Two Marines were injured and one was killed in the attack. Medics brought Allen to Bravo Surgical with 24 pieces of shrapnel in his backside. One of the corpsmen who treated him was Ramirez.
When Allen recounted the tale last weekend, he was standing outside the hospital, sipping a soda. Ramirez dashed by to help carry an injured Iraqi detainee to a waiting ambulance, then came over to talk to Allen. They share an interest in rap music, the two said, and Ramirez repeated a promise to bring Allen some music.
“I knew eventually I’d get hurt,” Allen said, cuts still visible on his hands and arms. “I was lucky just to get a grenade. I just want to go back home and see my wife.”
Ramirez said the hospital prepared for large numbers of wounded troops before the battle began. But he and his colleagues did not prepare for what he called “the walking wounded.” At the last minute, the corpsmen set up a tent to deal with patients who were not brought in on stretchers. Another tent was set up for Iraqi detainees. That freed up some space for the seriously injured, he said, but so many were carried in that a lounge had to be turned into a triage room.
“When they told us we’d go into Fallujah, many of us thought we’d see gunshot wounds, but not people with limbs already amputated due to the blast,” Ramirez said.
He spent a lot of time reassuring troops that they were getting the best care possible. “There was one soldier, and I needed to put an IV in his arm,” Ramirez recalled. “He was really nervous, and I told him, ‘Look man, you just survived a blast.’ “
Sanders said the hospital staff worked around the clock during the height of the battle, particularly as troops pushed into Fallujah’s southern neighborhoods and confronted a hard core of better-trained insurgents.
There are days, Sanders said, that he and his crew will never forget.
“You’re seeing your brothers come in, but you can’t see them. You’re almost like a machine,” he said. “The history we’ve gone through here will forever make us family. If we see each other 10 years from now, not a word will have to be spoken.”

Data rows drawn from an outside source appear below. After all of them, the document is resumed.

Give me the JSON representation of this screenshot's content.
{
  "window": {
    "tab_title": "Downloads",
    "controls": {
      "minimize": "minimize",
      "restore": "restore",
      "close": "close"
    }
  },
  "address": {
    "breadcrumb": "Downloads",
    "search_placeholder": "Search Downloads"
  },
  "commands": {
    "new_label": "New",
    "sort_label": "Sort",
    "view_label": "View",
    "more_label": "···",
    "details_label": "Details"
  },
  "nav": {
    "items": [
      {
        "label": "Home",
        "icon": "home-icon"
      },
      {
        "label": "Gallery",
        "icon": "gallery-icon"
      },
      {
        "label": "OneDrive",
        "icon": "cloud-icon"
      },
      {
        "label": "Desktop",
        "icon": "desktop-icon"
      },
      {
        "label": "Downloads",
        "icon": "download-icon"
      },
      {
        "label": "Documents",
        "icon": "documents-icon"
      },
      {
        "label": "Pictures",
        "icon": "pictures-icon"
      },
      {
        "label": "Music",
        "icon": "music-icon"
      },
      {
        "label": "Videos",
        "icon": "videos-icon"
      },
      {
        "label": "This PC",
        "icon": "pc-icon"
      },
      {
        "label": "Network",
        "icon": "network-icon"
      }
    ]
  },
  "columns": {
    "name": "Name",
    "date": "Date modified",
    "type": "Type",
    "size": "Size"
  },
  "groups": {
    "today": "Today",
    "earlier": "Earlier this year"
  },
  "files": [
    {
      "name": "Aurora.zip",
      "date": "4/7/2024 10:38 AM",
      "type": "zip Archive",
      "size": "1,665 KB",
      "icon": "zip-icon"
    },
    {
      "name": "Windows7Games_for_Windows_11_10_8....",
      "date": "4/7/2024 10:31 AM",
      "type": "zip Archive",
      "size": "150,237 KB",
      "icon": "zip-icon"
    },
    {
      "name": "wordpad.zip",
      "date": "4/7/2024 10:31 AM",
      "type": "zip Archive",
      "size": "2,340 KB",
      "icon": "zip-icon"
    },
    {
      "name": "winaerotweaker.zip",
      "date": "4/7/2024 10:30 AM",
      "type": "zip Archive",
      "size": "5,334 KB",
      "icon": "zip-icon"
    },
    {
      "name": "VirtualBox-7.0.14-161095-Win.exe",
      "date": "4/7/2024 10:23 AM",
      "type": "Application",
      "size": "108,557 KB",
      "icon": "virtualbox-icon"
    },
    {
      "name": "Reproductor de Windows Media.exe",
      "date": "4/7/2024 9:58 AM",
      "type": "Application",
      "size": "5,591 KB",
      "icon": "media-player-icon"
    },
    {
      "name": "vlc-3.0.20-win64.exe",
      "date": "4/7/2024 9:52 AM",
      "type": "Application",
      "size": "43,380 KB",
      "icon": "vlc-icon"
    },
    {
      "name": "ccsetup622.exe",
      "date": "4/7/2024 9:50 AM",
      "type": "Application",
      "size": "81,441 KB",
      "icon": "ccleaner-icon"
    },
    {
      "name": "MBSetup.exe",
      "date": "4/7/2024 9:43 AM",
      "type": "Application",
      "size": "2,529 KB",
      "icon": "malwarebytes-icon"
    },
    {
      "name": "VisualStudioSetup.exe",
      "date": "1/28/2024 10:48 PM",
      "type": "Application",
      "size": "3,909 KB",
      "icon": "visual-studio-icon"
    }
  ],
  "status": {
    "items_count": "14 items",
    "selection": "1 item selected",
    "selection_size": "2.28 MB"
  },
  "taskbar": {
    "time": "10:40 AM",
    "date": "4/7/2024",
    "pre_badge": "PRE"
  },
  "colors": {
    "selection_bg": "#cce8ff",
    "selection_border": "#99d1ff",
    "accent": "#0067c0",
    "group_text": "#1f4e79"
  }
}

During a recent break, Ramirez imagined facing his mother and what he would say to her. He joined the Navy 8 1/2 years ago to become a medical corpsman after her breast cancer was diagnosed. A single parent, his mother raised him to be the best at what he did, no matter what path he chose, Ramirez said.
“I would honestly be afraid to go back home and tell my family I didn’t perform the best I could,” he said. “I couldn’t look my mother in the eye.”
In the distance, but close enough for the ground to shake, an explosion thundered, sending a dark mushroom cloud toward the clear, blue sky.
“We’ll know soon enough if it was incoming,” Ramirez said, stretching his legs. “I will shoot if I have to. I have shot at people, but that’s not what I’m here for. I’m here to save lives.”
A few minute passed, then a half-hour, and no ambulance raced to the door of the hospital.
“There’s just one thing I want you to know,” Ramirez said, before turning to walk away. “There is a corpsman in the memorial of Iwo Jima. He’s a pharmacist mate, second class, John Bradley. He was there in the fight. Most people don’t know that.”